“Young-Mechanical Niche” biomimetic hydrogel promotes dental pulp regeneration through YAP-dependent mechanotransduction

Aging leads to the irreversible deterioration of the extracellular matrix (ECM), compromising cell self-renewal, differentiation, and tissue regeneration. However, the specific mechanisms by which age-related changes in ECM-mediated cell mechanical microenvironment impair regeneration remain elusive. Human dental pulps (hDPs) provide an ideal model to explore this issue due to their accessibility and distinct mechanical properties. In this study, we discovered that young hDPs exhibit higher stiffness and viscoelasticity (i.e., faster stress relaxation time) compared to aged hDPs. Leveraging these findings, we engineered three groups of biomimetic hydrogels recapitulating the native mechanical microenvironment of young and aged hDPs. Our results demonstrated that Y-Gel, which replicates the high stiffness and viscoelasticity of young hDPs, significantly enhances the proliferation and odontogenic differentiation of human dental pulp stem cells (hDPSCs) in vitro and promotes dental pulp regeneration in vivo more effectively than hydrogels mimicking either aged stiffness (AS-Gel) or aged viscoelasticity (AV-Gel) alone.

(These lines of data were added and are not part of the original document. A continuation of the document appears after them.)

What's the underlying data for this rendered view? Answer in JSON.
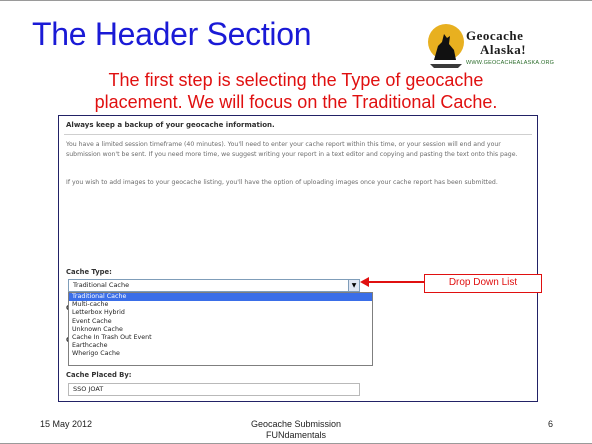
{
  "slide": {
    "title": "The Header Section",
    "subtitle_line1": "The first step is selecting the Type of geocache",
    "subtitle_line2": "placement.  We will focus on the Traditional Cache."
  },
  "logo": {
    "line1": "Geocache",
    "line2": "Alaska!",
    "url": "WWW.GEOCACHEALASKA.ORG"
  },
  "form": {
    "heading": "Always keep a backup of your geocache information.",
    "para1": "You have a limited session timeframe (40 minutes). You'll need to enter your cache report within this time, or your session will end and your submission won't be sent. If you need more time, we suggest writing your report in a text editor and copying and pasting the text onto this page.",
    "para2": "If you wish to add images to your geocache listing, you'll have the option of uploading images once your cache report has been submitted.",
    "cache_type_label": "Cache Type:",
    "cache_type_value": "Traditional Cache",
    "options": [
      "Traditional Cache",
      "Multi-cache",
      "Letterbox Hybrid",
      "Event Cache",
      "Unknown Cache",
      "Cache In Trash Out Event",
      "Earthcache",
      "Wherigo Cache"
    ],
    "hidden_label_1": "Ca",
    "hidden_label_2": "Ca",
    "hidden_label_3": "Ca",
    "placed_by_label": "Cache Placed By:",
    "placed_by_value": "SSO JOAT"
  },
  "callout": {
    "label": "Drop Down List"
  },
  "footer": {
    "date": "15 May 2012",
    "center_line1": "Geocache Submission",
    "center_line2": "FUNdamentals",
    "page": "6"
  },
  "colors": {
    "title": "#1a1ad6",
    "subtitle": "#e01010",
    "callout": "#e01010",
    "selected_option": "#3a6ee8"
  }
}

Moreover, YAP-dependent mechanotransduction, particularly through the YAP/TEAD1/CTGF/Cyr61 signaling pathway, plays a critical role in mediating these regenerative effects, with stiffness emerging as a more dominant factor than viscoelasticity. This study provides new insights into the synergistic role of mechanical factors in regulating cell behavior and offers a promising strategy for optimizing mechanical microenvironment to enhance dental pulp regeneration and potentially other tissue regeneration applications, especially from the mechanomedicine perspective.